We can notice from these Figures, that the four methods give different clustering. DBSCAN (Fig. 13) give more compact classes. One cluster (rich neighborhood in blue) is bigger, in terms of size than the other two. K-means\(_{d_{Dyn2}}\) divide this class into two (rich and middle classe neighborhood). CAH (Fig. 14) does the same; however, its rich neighborhood is smaller and is located south. Both K-means\(_{d_{Dyn2}}\) and CAH define the same poor neighborhood.

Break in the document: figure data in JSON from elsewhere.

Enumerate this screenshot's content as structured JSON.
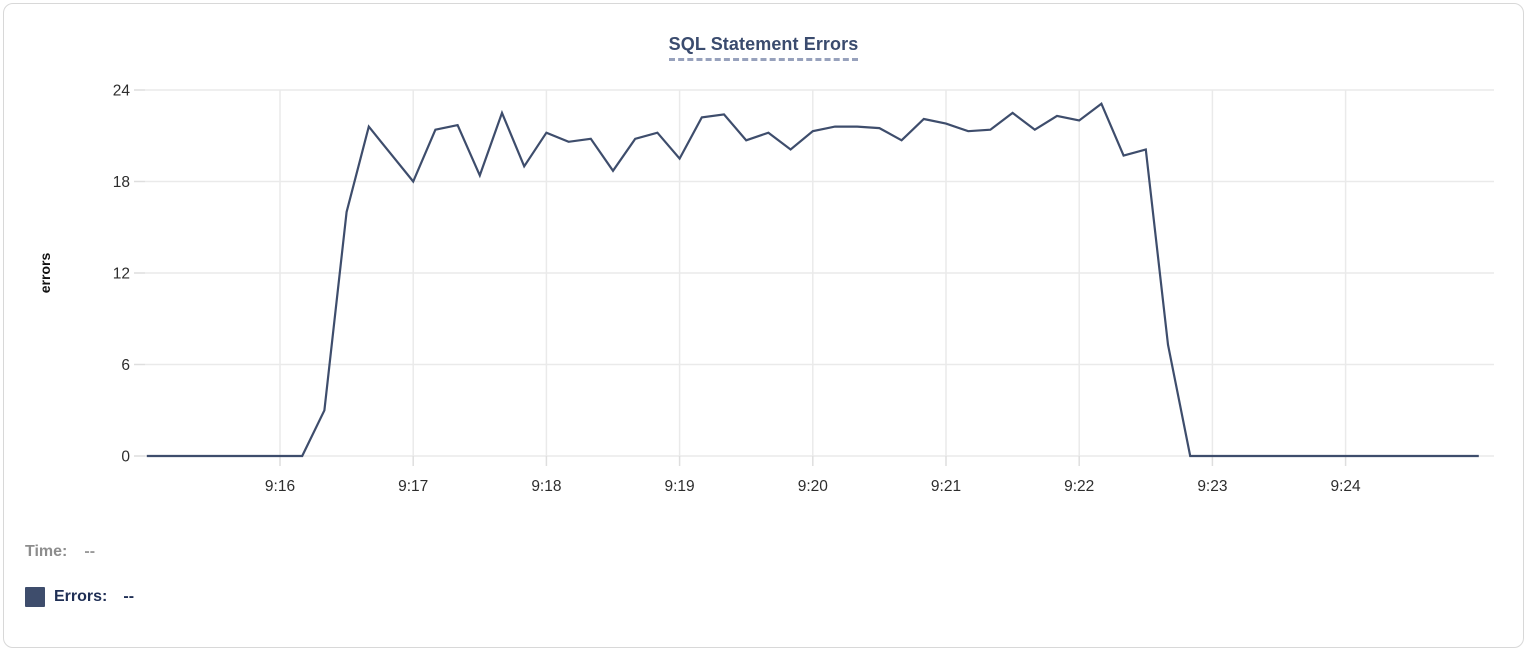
{
  "chart_data": {
    "type": "line",
    "title": "SQL Statement Errors",
    "ylabel": "errors",
    "ylim": [
      0,
      24
    ],
    "yticks": [
      0,
      6,
      12,
      18,
      24
    ],
    "xticks": [
      "9:16",
      "9:17",
      "9:18",
      "9:19",
      "9:20",
      "9:21",
      "9:22",
      "9:23",
      "9:24"
    ],
    "x_range": [
      "9:15:00",
      "9:25:00"
    ],
    "grid": true,
    "line_color": "#3e4d6c",
    "grid_color": "#eaeaea",
    "tick_label_color": "#2d2d2d",
    "series": [
      {
        "name": "Errors",
        "times": [
          "9:15:00",
          "9:15:10",
          "9:15:20",
          "9:15:30",
          "9:15:40",
          "9:15:50",
          "9:16:00",
          "9:16:10",
          "9:16:20",
          "9:16:30",
          "9:16:40",
          "9:16:50",
          "9:17:00",
          "9:17:10",
          "9:17:20",
          "9:17:30",
          "9:17:40",
          "9:17:50",
          "9:18:00",
          "9:18:10",
          "9:18:20",
          "9:18:30",
          "9:18:40",
          "9:18:50",
          "9:19:00",
          "9:19:10",
          "9:19:20",
          "9:19:30",
          "9:19:40",
          "9:19:50",
          "9:20:00",
          "9:20:10",
          "9:20:20",
          "9:20:30",
          "9:20:40",
          "9:20:50",
          "9:21:00",
          "9:21:10",
          "9:21:20",
          "9:21:30",
          "9:21:40",
          "9:21:50",
          "9:22:00",
          "9:22:10",
          "9:22:20",
          "9:22:30",
          "9:22:40",
          "9:22:50",
          "9:23:00",
          "9:23:10",
          "9:23:20",
          "9:23:30",
          "9:23:40",
          "9:23:50",
          "9:24:00",
          "9:24:10",
          "9:24:20",
          "9:24:30",
          "9:24:40",
          "9:24:50",
          "9:25:00"
        ],
        "values": [
          0,
          0,
          0,
          0,
          0,
          0,
          0,
          0,
          3,
          16,
          21.6,
          19.8,
          18,
          21.4,
          21.7,
          18.4,
          22.5,
          19,
          21.2,
          20.6,
          20.8,
          18.7,
          20.8,
          21.2,
          19.5,
          22.2,
          22.4,
          20.7,
          21.2,
          20.1,
          21.3,
          21.6,
          21.6,
          21.5,
          20.7,
          22.1,
          21.8,
          21.3,
          21.4,
          22.5,
          21.4,
          22.3,
          22,
          23.1,
          19.7,
          20.1,
          7.3,
          0,
          0,
          0,
          0,
          0,
          0,
          0,
          0,
          0,
          0,
          0,
          0,
          0,
          0
        ]
      }
    ]
  },
  "readout": {
    "time_label": "Time:",
    "time_value": "--",
    "errors_label": "Errors:",
    "errors_value": "--",
    "swatch_color": "#3e4d6c"
  },
  "colors": {
    "accent": "#3e4d6c",
    "title": "#3a4b6e",
    "title_underline": "#97a1bc",
    "muted": "#8d8d8d",
    "legend_text": "#1f2f55",
    "card_border": "#d8d8d8"
  }
}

If we compare the intra cluster inertia of DBSCAN, CAH and K-means\(_{d_{Dyn2}}\) (see Fig. 15), we notice that, DBSCAN has the best followed by K-means\(_{d_{Dyn2}}\) and CAH. However, for this method, objects that are distant or isolated are considered noises and are not assigned to clusters. In Fig. 13, these points are in black and represent 3.4% of the size of the benchmark. While the execution time of DBSCAN and K-means\(_{d_{Dyn2}}\) somehow similar, CAH takes much more time (Fig. 15).

6 Conclusions

We focused, in our work, on the main descriptive task of SDM, spatial clustering. The main goal of our study was to compare two spatial clustering approaches namely: the spatial data preprocessing approach (static) and dynamic approach. For the second approach, we proposed to take into consideration the spatial component in the similarity measure. We proposed two distances, \(d_{Dyn1}\) and \(d_{Dyn2}\). The various tests performed on the benchmark Boston, showed that the approach proposed (\(K-means_{d_{Dyn1}}, K-means_{d_{Dyn2}}\)) gives better results than the preprocessing approach in terms of execution time. This was the main goal as the preprocessing approach takes too much time. The results obtained with \(K-means_{d_{Dyn1}}\) seems similar to those of the preprocessing approach but with more precise boundaries. This is due to the fact that \(K-means_{d_{Dyn1}}\) takes into consideration both spatial and non spatial attributes. \(K-means_{d_{Dyn2}}\) is more efficient in terms of intra-class inertia, it makes a good description in terms of regionalization and characterization of these obtained regions.